This Care Experienced History Month, which runs throughout April, members of the panel spoke out to reassure existing and prospective students that help is at hand.
Lily-Joy Lancashire, a member of the panel, shared this positive message: “You’re never alone as a student here, there is always someone there to help. And whether it is the panel or your friends, as long as you reach out and try and get that help, you are not alone.
“My ambition for the panel is to raise more awareness and help Edge Hill be a safe place for students from a care background and estranged students.”
Creating the Care Leaver, Care Experienced and Estranged Student Advisory Panel is the University’s latest move in its ongoing commitment to collaborate with students to inform the delivery of its Access and Participation Plan.
A group of students have been brought together to share their experiences and offer their opinions and ideas to help the University better support students pre-entry and once they have enrolled.
By sharing their lived experiences of care and estrangement, the students help inform policy and practice, and provide staff with a steer on how new initiatives might impact them.
Ideas to come out of the first panel meeting include creating a Welcome Week get together for estranged students and those from a care background as well as more practical help for those who won’t be arriving with parents; there are also plans to discuss how graduation ceremonies can be carried out more sensitively.
19-year-old Lily-Joy, from Ormskirk, said: “I was really interested in the student advisory panel, it sounded like a good opportunity for me to share my personal experience and raise awareness of situations which are often swept under the carpet.
“At Edge Hill there is always help available. If you’re going through something and you’re suffering alone, you don’t have to be. There’s always a friendly face, there’s no problem that you won’t be able to get help with.”
The first-year animation student added: “No-one will experience the exact same as you but there’s always going to be people there who are willing to give a helping hand and that’s what our role is, to help, to provide guidance for other students and staff.”
Dr Heather Lloyd, Head of Access and Participation, said: “We want to improve equality of opportunity and better align services with the students’ needs; and to do that well we need to work as closely as possible with students who have lived experience of being in care or being estranged.
“We are asking the students what they need and what barriers they have come up against and they are helping us design the support we can provide, both pre-entry to university and when studying with us.”
This student advisory panel is the fifth to be set up by Edge Hill’s Widening Access and Participation Team, sitting alongside panels for Black, Asian and Minority Ethnic students, mature students, first generation students and students with disabilities.

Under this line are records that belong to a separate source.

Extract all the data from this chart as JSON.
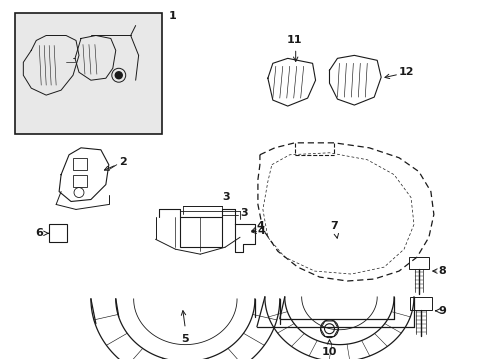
{
  "bg_color": "#ffffff",
  "line_color": "#1a1a1a",
  "box_bg": "#ebebeb",
  "fig_width": 4.89,
  "fig_height": 3.6,
  "dpi": 100
}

To find out what support is available to Care Leavers, Care Experienced and Estranged students visit the Widening Access and Participation team webpages for pre-entry, or the Student Support team webpages for on-course support. For enquiries email [email protected].
Edge Hill University has committed to developing its Equality, Diversion and Inclusion (EDI) agenda over the past 12 months, having recently published its new EDI strategy after commissioning Advanced HE’s research team to conduct a bespoke review of its policies.

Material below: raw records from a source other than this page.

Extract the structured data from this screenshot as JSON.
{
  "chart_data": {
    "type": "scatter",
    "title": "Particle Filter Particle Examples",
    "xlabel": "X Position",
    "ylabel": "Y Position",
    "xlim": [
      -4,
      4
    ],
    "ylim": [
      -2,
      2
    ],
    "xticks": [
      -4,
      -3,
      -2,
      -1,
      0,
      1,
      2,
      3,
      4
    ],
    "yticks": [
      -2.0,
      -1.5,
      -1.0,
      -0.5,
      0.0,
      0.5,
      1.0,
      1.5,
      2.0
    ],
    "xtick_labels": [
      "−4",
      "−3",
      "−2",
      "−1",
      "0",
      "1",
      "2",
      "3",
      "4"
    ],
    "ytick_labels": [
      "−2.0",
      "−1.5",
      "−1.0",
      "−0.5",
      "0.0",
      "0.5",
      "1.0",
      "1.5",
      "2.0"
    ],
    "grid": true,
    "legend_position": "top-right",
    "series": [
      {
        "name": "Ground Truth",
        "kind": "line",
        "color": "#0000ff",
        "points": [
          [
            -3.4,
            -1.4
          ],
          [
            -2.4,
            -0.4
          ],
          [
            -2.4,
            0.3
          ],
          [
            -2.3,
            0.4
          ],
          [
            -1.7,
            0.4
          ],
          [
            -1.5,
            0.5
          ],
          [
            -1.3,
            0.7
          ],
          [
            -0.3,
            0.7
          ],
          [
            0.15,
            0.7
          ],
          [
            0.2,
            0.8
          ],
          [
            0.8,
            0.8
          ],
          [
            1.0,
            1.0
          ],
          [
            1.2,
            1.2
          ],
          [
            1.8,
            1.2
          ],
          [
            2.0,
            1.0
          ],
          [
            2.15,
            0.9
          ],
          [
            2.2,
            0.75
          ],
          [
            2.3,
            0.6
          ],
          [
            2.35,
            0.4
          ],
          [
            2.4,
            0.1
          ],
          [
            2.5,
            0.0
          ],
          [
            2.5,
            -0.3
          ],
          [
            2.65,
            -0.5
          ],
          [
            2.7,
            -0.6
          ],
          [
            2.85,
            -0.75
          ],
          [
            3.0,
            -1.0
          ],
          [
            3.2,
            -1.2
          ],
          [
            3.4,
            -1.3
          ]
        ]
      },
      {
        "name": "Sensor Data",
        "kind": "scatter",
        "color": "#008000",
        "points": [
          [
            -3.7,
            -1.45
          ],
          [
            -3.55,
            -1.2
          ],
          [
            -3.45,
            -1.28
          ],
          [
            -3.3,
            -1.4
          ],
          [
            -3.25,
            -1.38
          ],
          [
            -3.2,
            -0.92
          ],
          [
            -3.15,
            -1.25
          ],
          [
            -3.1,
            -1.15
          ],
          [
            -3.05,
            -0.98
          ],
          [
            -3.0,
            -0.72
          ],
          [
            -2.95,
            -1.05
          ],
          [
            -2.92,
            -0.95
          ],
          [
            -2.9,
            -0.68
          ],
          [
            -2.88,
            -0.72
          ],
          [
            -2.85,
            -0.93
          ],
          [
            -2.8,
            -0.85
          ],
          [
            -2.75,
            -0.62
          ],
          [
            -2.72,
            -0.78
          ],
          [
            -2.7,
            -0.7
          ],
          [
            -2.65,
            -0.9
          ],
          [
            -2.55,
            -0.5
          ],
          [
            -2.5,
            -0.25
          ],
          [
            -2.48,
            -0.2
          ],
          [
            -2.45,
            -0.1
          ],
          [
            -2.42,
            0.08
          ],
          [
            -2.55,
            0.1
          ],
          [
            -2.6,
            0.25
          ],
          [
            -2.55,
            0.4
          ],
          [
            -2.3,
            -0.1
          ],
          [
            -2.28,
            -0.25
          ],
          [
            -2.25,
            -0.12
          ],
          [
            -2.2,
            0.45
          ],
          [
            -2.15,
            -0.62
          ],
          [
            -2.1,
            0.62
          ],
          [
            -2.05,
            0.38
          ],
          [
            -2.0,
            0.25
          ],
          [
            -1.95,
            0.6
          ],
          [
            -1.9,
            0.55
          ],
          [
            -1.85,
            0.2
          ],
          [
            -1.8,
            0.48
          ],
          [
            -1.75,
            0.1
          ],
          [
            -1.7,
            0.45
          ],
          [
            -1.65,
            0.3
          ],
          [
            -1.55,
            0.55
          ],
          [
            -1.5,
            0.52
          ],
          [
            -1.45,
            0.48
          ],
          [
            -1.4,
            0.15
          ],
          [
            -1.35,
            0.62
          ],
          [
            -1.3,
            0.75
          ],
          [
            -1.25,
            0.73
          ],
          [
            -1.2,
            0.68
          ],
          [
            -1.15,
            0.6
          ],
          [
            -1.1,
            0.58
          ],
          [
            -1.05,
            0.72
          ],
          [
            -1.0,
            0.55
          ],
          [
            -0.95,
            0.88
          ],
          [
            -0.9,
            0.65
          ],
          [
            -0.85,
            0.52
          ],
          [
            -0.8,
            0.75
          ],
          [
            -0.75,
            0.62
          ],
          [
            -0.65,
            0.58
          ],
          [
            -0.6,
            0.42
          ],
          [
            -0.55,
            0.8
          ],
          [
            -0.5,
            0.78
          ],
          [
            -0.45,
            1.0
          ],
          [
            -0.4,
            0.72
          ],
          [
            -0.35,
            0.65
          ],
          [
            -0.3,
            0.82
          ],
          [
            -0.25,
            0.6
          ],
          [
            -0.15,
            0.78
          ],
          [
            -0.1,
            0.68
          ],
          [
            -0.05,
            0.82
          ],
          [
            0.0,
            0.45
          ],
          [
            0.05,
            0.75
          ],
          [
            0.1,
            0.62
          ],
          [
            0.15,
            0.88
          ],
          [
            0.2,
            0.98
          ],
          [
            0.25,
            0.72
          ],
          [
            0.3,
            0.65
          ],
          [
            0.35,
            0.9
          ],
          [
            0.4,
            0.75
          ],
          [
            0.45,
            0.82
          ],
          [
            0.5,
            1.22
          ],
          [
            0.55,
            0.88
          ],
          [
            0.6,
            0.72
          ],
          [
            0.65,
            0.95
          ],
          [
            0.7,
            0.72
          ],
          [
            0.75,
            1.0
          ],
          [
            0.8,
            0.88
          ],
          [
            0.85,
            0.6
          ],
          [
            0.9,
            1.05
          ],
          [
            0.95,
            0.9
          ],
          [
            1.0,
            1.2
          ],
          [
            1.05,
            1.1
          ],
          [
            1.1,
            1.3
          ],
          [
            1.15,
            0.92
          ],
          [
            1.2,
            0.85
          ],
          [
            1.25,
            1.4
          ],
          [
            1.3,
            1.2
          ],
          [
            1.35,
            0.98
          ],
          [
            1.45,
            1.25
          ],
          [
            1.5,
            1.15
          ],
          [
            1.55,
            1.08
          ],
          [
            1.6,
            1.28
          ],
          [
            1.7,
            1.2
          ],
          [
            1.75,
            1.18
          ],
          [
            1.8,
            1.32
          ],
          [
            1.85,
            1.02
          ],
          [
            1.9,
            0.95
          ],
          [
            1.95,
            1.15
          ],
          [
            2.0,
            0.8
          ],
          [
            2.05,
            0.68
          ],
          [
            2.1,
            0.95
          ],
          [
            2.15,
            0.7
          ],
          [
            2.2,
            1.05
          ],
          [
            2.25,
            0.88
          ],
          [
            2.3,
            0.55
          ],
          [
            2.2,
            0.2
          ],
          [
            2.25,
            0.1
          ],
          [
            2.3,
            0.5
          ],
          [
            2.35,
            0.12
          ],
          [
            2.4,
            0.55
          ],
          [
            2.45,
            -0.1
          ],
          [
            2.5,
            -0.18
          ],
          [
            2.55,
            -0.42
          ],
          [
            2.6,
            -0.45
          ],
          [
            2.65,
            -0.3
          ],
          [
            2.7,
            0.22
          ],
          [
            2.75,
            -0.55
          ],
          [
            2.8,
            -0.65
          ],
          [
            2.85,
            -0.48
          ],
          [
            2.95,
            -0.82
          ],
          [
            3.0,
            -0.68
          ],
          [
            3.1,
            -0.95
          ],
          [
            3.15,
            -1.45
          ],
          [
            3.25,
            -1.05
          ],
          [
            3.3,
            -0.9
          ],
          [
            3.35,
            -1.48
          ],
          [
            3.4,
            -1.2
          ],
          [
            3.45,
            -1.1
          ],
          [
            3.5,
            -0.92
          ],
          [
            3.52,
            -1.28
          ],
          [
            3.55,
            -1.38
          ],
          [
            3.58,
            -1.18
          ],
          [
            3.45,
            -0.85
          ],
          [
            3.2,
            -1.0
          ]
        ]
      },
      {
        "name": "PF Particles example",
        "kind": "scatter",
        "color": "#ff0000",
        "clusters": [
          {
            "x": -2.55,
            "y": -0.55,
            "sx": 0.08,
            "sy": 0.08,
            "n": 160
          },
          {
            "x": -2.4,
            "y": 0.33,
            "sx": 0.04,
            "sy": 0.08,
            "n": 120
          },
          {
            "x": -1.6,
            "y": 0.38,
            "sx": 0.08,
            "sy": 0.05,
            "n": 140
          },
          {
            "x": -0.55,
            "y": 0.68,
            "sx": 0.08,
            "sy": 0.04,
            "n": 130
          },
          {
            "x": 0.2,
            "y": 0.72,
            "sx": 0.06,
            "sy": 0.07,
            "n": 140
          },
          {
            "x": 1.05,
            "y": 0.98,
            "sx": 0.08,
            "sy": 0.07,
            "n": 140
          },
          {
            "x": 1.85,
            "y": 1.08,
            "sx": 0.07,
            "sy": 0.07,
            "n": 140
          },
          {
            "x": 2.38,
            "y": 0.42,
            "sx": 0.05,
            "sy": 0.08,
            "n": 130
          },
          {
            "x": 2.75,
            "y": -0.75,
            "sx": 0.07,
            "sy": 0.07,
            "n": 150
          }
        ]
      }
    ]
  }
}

Over the last 12 months Edge Hill University has been awarded the NNECL Quality Mark, has signed the Care Leaver Covenant and taken the Stand Alone Pledge for Estranged Students, demonstrating the University’s ongoing commitment to supporting students with care experience and those who are estranged from their families.
Care Experienced History Month, launched in 2021, aims to raise awareness of what it means to be care experienced and to commemorate the stories of care experienced people though history.